I was like, ‘I’m going to fuck Nintendo in the ass.’ I’ll bring out a Super Mario hockey game starring Mario Lemieux. I didn’t want Mario Lemieux Hockey, I wanted Super Mario Hockey. Anyway, the attorneys said, ‘You can make a Mario Lemieux Hockey, but you can’t make a Super Mario.’ So once they told me that, I lost interest. But he was a big hockey player for about four or five years in the US. So there were things that I did try and do to circumvent some of this stuff. Because on the court, everybody would start shouting, ‘Super Mario! Super Mario!’ (laughs).
Time Extension: As you mentioned, after working at Atari, you ended up starting a company called Black Pearl Software in 1992, which was eventually acquired by THQ one year later. As a final question, what was it like working at THQ compared to Atari?
Lawrence Siegel: THQ was started by a man named Jack Friedman. Jack would probably be 80 today. He was four or five years older than me. He was a sweetheart of a man and he had made a lot of money in the licensing business. When the movie E.T. came out, one of his buddies said, ‘Anything with E.T. on it sells! Go get some sort of a license for E.T.’ So Jack went and stood in front of the licensing guy and he said, ‘I’ll take anything.'
So Tramiel’s lesson was, ‘Built it cheaper and they’ll buy it’ and Friedman’s lesson was, ‘If you put a fucking picture on it that is well known, people will buy it.’ So Jack bought Black Pearl studio. He came into Chicago and he said, ‘You’re making a couple of games for me. I’m going to buy you. What is it going to take?’ And boom, he bought me.
I said, ‘Who am I working for?’ He said, ‘You’re working for me. This is Brian Farrell, he is the CFO. I’m the CEO. There’s this person, this person, and this person.’ I said, ‘Okay, where do I stand in this company?’ He said, ‘You know, I really don’t have a number 2. I have like 3 guys. I have a CFO. You’re going to be like the COO or the VP of game development or whatever, but you’ll be number two under me.’ I said, ‘Okay’. So I get there, I walk in, and then a month after I walk in Jack calls me into his office and says, ‘I’ve decided I’m going to go kick myself upstairs and be chairman of the board and I’ve made Brian Farrell the president’, who is the bean counter. He’s the CFO. I said, ‘Jack, you don’t have to name me as CEO, but naming Brian Farrell who is a fucking accountant who has never played a video game in his life to be the CEO is a real mistake.

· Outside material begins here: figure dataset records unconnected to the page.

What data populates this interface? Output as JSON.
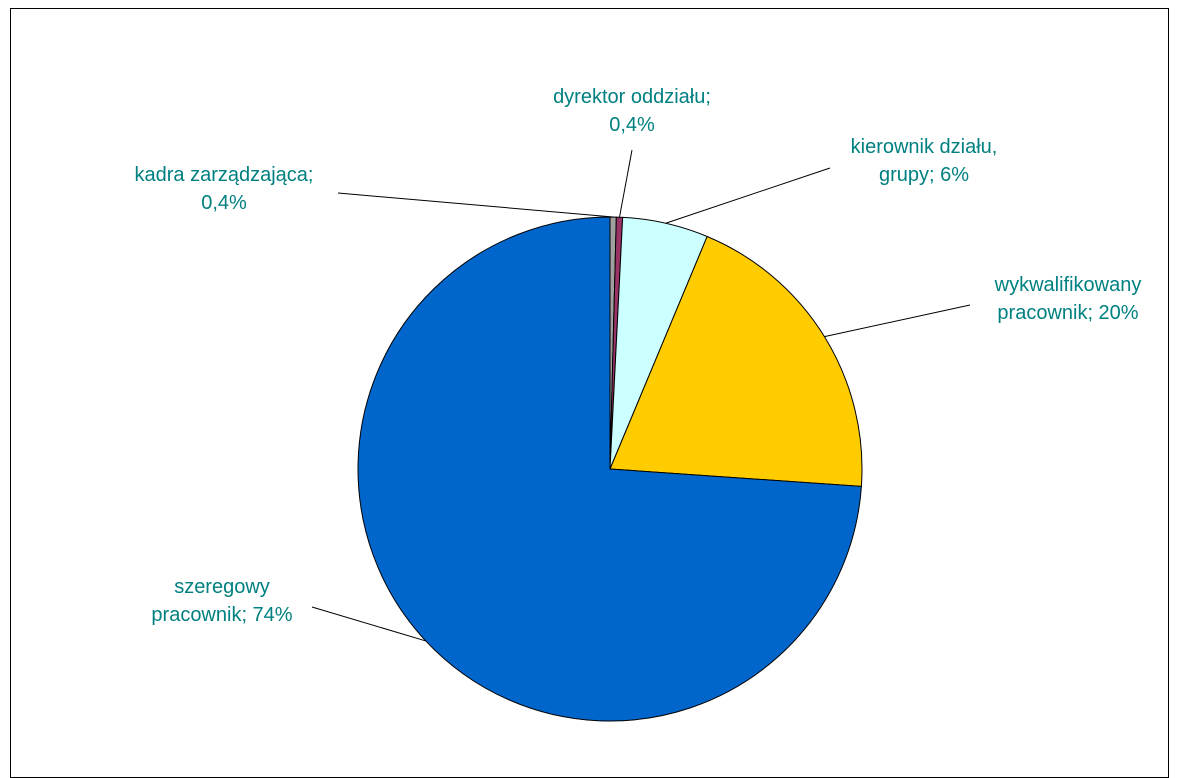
{
  "chart_data": {
    "type": "pie",
    "slices": [
      {
        "label_lines": [
          "kadra zarządzająca;",
          "0,4%"
        ],
        "value": 0.4,
        "color": "#a0a0a0"
      },
      {
        "label_lines": [
          "dyrektor oddziału;",
          "0,4%"
        ],
        "value": 0.4,
        "color": "#993366"
      },
      {
        "label_lines": [
          "kierownik działu,",
          "grupy; 6%"
        ],
        "value": 5.5,
        "color": "#ccffff"
      },
      {
        "label_lines": [
          "wykwalifikowany",
          "pracownik; 20%"
        ],
        "value": 19.8,
        "color": "#ffcc00"
      },
      {
        "label_lines": [
          "szeregowy",
          "pracownik; 74%"
        ],
        "value": 73.9,
        "color": "#0066cc"
      }
    ]
  }
}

Jack kept licensing games. Everything from Wayne’s World to you name it, he was licensing games. You know, Ren and Stimpy. Anytime he saw a license, he would run down to the studios and pay a bazillion dollars to get the license and say, ‘Okay Larry, make a game.’ Well, unfortunately, that doesn’t work all the time. Jack would get tons of new television shows that never panned out and I would be using development resources on these games. The television series would be cancelled after six episodes and now I have a video game based on a television show that’s cancelled. But that was Jack. Anything that he could do that would get a license, he would do. So I was very disillusioned there.
I stayed there for about a year — maybe a little bit more – working for Brian Farrell, who I never cared for much as a person. But I brought Mike Haller in and Mike spoke Japanese, so we introduced him to all the Japanese companies and he started making wrestling games. And they started making quite a good franchise in wrestling [...] and they got the WWF license. So they prospered for several years. But once Haller left and went on to EA and doing other things, Farrell couldn’t run the company. He had no idea what he was doing and the company just folded up. They didn’t know where to go. And they fell off the map. So that was too bad.